7/9/09
The future of the Española Military Academy is hanging by a thread this week.
The Española School District is still waiting for state approval to transform the defunct Academy into a military-focused middle and high school under full District control.
The proposal passed financial muster and was on the desk of state Education Secretary Veronica Garcia Tuesday morning, District Assistant Superintendent Dorothy Sanchez said. Sanchez said she didn’t expect a decision until the end of the week.
But time is quickly running out. Major Mark Gonzales, who ran the Academy’s military programs, said the Army is willing to transfer the program from the Academy to the District, but it can only wait so long. Schools around the country are vying for Army support, and classes start in roughly one month.
“If it doesn’t happen, then I’m the one that’s gotta notify them to pull the plug,” Gonzales said. “We’ve got ‘til about no later then July 10. If I don’t hear anything by the 10th, then I’m probably gonna get a directive to turn in my stuff.”
For three years, the Academy had been moving up a nationwide waiting list for becoming a full-fledged Junior Reserve Officers’ Training Corps (JROTC) program, Gonzales said. Española recently jumped from 11th to fourth place and is being targeted as one of several high-risk populations, he said.
If the program is successfully transferred to the District, it is set to receive a new level of federal support in January 2010. The Army would begin pitching in half the cost of two military instructors’ salaries and would provide free uniforms and military and educational equipment worth about $250,000 annually, Gonzales said.
Gonzales said if the proposed Española Military Magnet School does not receive state approval, the District could accept the JROTC program at Española Valley High School.

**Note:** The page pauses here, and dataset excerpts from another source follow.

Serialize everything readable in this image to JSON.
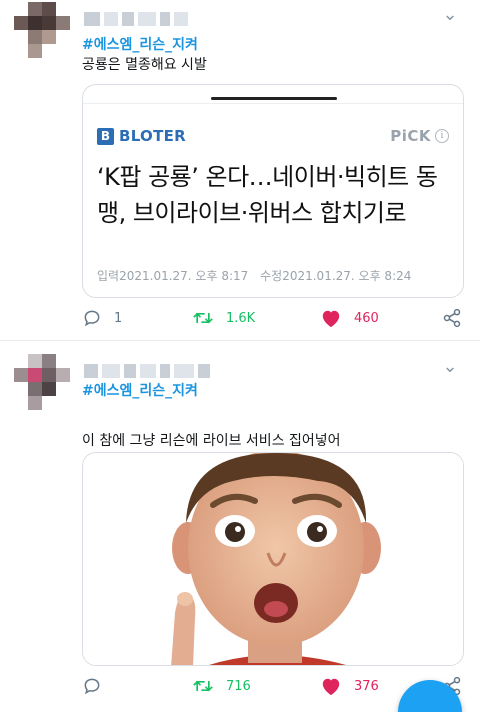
{
  "colors": {
    "link": "#1b95e0",
    "retweet": "#17bf63",
    "like": "#e0245e",
    "muted": "#657786",
    "brand": "#2c6db6"
  },
  "tweets": [
    {
      "hashtag": "#에스엠_리슨_지켜",
      "text": "공룡은 멸종해요 시발",
      "card": {
        "brand_mark": "B",
        "brand_name": "BLOTER",
        "pick_label": "PiCK",
        "info_icon": "i",
        "headline": "‘K팝 공룡’ 온다…네이버·빅히트 동맹, 브이라이브·위버스 합치기로",
        "published_label": "입력",
        "published_value": "2021.01.27. 오후 8:17",
        "modified_label": "수정",
        "modified_value": "2021.01.27. 오후 8:24"
      },
      "actions": {
        "replies": "1",
        "retweets": "1.6K",
        "likes": "460"
      }
    },
    {
      "hashtag": "#에스엠_리슨_지켜",
      "text": "이 참에 그냥 리슨에 라이브 서비스 집어넣어",
      "actions": {
        "replies": "",
        "retweets": "716",
        "likes": "376"
      }
    }
  ],
  "icons": {
    "menu": "chevron-down-icon",
    "reply": "reply-icon",
    "retweet": "retweet-icon",
    "like": "heart-icon",
    "share": "share-icon"
  }
}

Otherwise, the military-education project is essentially over, he said.
“Without that military program, we pretty much don’t have a military school,” Gonzales said.
Discipline, Not Soldiers
The District’s proposed military magnet school could accept 140 students in seventh through 12th grades, Sanchez said. Seventh- and eighth-graders would participate in the Air Force’s Civil Air Patrol program, while ninth- through 12th-graders would participate in the Army JROTC, she said.
Sanchez said a magnet school is simply a school with a specialized focus, in this case a military one. The point of the Española Military Magnet School would not be to prepare soldiers, but to provide a highly structured, focused and disciplined atmosphere, Sanchez said.
“We’re opening it up to anyone that would like to apply,” Sanchez said.
The District is proposing to house the magnet school at the former Española seventh grade school, on Hunter Street, along with Los Cariños Charter School. Cariños offers bilingual elementary education from kindergarten through third grade.
District Projects Manager Paul Salas said the building is almost ready for the military school to move in, but he still needs to install a security door to separate the middle and high-school students from the elementary students.
The District will also look for highly-qualified teachers to fill four core-curriculum positions, and all military instructors will be certified through JROTC and Civil Air Patrol, Sanchez said.
That would be a significant change from the Academy, which employed uncertified staff, many of them from the New Mexico National Guard, to enforce discipline, run drills, monitor the classroom and sometimes teach class. Academy classes were conducted through a self-paced computer program called E-20/20, with a skeleton crew of teachers on hand. Sanchez said the E-20/20 contract has expired and will not be renewed.
Alcalde Elementary Principal Leroy Martinez would split his time between the new magnet school and Alcalde, and the magnet school would have a dedicated full-time office manager, Sanchez said.
District Business Manager Charlene Sanchez said the projected budget for the magnet school is $854,000.